If the games receives marks indicating some accomplishment in artistry, innovation or quality from a Super Juror or high marks in those same categories from a regular juror, it is assigned an additional juror.
If a game has a wide disparity in marks between any two of its jurors, it is assigned an additional juror.
When jurying has finished, IndieCade analyzes the marks given to the games by the jurors using an algorithm that focuses on the qualities IndieCade looks for in games and averages and weights juror scores based on those jurors proclivities.
The top scoring games in this algorithm (around 15 to 25 percent of total submissions) are then considered by the Jury Committee as potential Finalists.
The Committee respects the individual jurors scores, but brings additional research to the table, often playing many of the games on the list for discussion. The Committee focuses on building a selection of finalists that highlights the best games submitted, focusing on innovation and artistry, and balancing the exhibit to display games developed by a wide variety of voices, for a wide variety of audiences, on a variety of platforms, and in a variety of ways. Their job is to ensure the IndieCade Finalists exhibit the breadth and depth of games, play, and interactive media.

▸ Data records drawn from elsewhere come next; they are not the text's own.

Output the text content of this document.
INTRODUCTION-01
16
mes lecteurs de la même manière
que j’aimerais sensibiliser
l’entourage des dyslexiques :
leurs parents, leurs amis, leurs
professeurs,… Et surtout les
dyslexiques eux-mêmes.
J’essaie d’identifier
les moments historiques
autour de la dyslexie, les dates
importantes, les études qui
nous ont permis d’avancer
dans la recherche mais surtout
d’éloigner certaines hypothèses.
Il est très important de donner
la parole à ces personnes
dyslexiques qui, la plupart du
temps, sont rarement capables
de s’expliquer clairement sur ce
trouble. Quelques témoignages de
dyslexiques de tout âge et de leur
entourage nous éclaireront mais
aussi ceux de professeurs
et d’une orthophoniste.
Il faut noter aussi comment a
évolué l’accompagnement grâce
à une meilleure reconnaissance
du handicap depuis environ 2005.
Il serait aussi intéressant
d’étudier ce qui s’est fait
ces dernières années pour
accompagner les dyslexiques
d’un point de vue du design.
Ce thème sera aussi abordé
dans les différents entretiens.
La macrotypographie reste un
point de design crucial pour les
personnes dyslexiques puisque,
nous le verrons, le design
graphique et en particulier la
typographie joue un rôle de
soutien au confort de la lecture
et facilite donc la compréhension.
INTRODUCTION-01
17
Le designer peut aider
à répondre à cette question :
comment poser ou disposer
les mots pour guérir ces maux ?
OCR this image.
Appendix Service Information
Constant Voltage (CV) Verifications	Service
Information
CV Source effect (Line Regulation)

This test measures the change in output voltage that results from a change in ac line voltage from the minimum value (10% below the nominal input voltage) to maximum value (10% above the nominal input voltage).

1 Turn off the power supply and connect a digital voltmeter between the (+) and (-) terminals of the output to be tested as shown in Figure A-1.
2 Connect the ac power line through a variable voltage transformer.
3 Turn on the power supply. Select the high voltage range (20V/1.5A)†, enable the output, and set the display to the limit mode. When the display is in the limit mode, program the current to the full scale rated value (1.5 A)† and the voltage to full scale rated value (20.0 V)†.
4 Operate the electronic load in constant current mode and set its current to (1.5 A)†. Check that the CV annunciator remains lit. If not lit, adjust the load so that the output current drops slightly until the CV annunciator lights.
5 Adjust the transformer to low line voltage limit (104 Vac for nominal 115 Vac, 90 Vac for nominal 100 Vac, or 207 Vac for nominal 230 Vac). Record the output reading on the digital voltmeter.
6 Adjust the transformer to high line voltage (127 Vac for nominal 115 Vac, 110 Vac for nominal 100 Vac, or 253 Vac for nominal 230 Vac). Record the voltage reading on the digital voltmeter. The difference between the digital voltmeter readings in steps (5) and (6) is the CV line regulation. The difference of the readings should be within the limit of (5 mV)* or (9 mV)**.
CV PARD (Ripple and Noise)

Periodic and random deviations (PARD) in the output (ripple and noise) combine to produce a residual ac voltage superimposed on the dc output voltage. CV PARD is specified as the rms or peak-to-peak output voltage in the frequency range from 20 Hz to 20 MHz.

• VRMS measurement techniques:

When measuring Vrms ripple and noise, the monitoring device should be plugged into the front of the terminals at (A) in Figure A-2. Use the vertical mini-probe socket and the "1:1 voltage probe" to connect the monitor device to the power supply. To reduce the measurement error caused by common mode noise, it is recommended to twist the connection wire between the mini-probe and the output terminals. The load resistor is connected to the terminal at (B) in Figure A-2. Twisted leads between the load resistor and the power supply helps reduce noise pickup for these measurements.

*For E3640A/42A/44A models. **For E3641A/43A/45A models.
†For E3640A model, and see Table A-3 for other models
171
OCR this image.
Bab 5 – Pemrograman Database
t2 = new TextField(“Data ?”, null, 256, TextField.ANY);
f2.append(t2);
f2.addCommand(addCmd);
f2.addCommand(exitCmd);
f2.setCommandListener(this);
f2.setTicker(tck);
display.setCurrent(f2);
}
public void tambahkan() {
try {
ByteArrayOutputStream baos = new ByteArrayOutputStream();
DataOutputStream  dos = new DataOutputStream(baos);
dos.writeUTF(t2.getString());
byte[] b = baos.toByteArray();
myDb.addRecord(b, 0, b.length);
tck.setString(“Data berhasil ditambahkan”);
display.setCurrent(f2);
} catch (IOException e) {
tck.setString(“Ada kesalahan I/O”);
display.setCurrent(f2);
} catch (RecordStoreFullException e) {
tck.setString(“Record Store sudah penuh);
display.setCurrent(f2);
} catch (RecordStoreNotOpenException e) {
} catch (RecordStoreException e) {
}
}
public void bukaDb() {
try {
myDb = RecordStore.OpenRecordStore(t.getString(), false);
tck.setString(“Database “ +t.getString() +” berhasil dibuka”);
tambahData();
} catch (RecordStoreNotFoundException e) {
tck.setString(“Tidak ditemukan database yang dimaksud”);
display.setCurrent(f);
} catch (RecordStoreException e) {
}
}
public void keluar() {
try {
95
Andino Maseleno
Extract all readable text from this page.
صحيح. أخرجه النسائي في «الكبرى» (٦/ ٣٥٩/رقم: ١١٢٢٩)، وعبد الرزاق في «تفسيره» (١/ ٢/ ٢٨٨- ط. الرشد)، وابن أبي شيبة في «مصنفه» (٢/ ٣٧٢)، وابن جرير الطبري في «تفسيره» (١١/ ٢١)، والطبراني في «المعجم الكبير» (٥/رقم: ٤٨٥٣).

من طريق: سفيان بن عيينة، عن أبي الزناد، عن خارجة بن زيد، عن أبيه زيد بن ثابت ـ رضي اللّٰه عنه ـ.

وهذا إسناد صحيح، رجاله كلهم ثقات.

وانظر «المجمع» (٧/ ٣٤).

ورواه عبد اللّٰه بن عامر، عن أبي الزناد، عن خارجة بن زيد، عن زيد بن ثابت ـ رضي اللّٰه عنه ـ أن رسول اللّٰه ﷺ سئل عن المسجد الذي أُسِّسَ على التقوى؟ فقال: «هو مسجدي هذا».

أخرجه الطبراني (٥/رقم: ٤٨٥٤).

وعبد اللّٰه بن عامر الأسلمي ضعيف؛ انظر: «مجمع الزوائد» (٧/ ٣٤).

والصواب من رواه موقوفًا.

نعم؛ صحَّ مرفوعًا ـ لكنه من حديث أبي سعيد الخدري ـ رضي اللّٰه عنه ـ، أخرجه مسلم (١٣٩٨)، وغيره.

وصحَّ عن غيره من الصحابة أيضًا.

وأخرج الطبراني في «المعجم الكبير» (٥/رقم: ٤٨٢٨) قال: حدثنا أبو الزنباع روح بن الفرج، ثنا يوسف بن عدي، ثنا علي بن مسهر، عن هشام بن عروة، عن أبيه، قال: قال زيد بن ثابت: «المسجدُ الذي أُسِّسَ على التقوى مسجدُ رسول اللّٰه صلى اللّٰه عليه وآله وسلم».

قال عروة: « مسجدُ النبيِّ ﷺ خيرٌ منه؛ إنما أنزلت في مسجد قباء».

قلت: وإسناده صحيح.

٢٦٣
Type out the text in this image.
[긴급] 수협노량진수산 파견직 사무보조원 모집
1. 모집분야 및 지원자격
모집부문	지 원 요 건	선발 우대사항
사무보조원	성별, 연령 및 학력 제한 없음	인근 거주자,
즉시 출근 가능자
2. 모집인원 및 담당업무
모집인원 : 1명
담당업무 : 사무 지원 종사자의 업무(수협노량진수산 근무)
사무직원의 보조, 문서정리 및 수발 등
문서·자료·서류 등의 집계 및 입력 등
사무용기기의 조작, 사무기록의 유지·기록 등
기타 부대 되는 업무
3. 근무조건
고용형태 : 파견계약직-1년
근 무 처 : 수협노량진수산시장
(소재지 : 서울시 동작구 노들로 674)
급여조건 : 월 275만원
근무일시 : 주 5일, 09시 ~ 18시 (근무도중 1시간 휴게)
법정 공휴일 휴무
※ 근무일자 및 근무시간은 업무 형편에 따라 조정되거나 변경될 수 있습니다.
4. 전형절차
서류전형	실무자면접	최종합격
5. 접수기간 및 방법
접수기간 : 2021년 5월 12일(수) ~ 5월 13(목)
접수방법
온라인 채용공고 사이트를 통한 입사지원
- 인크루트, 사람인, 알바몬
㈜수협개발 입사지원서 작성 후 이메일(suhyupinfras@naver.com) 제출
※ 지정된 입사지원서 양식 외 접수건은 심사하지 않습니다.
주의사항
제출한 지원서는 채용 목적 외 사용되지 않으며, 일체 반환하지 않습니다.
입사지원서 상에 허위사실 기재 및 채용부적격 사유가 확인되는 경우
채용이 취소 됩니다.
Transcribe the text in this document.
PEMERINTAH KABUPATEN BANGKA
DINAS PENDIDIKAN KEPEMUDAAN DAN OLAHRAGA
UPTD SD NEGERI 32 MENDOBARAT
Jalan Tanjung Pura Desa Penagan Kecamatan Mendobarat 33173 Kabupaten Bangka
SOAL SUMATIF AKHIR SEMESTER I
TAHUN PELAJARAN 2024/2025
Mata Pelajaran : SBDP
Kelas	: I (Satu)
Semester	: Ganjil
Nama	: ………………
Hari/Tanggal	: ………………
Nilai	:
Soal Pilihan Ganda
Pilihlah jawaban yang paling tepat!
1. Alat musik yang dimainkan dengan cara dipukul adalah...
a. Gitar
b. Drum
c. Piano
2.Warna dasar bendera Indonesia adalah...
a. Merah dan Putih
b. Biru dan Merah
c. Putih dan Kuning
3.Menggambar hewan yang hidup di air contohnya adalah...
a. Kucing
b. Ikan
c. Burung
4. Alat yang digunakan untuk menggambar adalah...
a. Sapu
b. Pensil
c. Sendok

The games on the Potential Finalists list are also shared with the curators of the IndieCade Selects exhibits (Digital Selects, Table Games, Big Games, eSports, Night Games, IndieCade East, and E3). These exhibits are hand curated by these curators who consider the games on the list and other exhibit appropriate games (both submitted and unsubmitted) to curate.
Each Finalist is played by members of the Awards Jury who report to the whole Jury about the game and their experience playing it. The Awards Jury also considers the marks and comments given by the main jury, and determines which of the Finalists should be considered for each of the juried IndieCade Awards.
The Awards Jury is made up of a collection of insightful and interesting artists from the field of games and other creative media. This team provides an important set of checks and balances. The Awards Jury Chair organizes the process, and serves to lead the meetings of the Awards Jury.
This process takes several meetings over the month between Finalist selection and the Festival, and each game is discussed as a part of the meetings. Awards Jurors recuse themselves from discussing any games on the list they have a relationship to (financial stake, friendship, co-worker, student, etc.)
The Finalists and Selects are announced before the festival, and the Awardees are announced at the festival. All Finalists and Selects are exhibited at the festival.
All Finalists and Selects are eligible for the IndieCade Choice Awards. These awards are determined via votes from the audience, media, and developers respectively. Votes are carefully monitored and only one vote per person is allowed. These winners are announced near the end of the festival.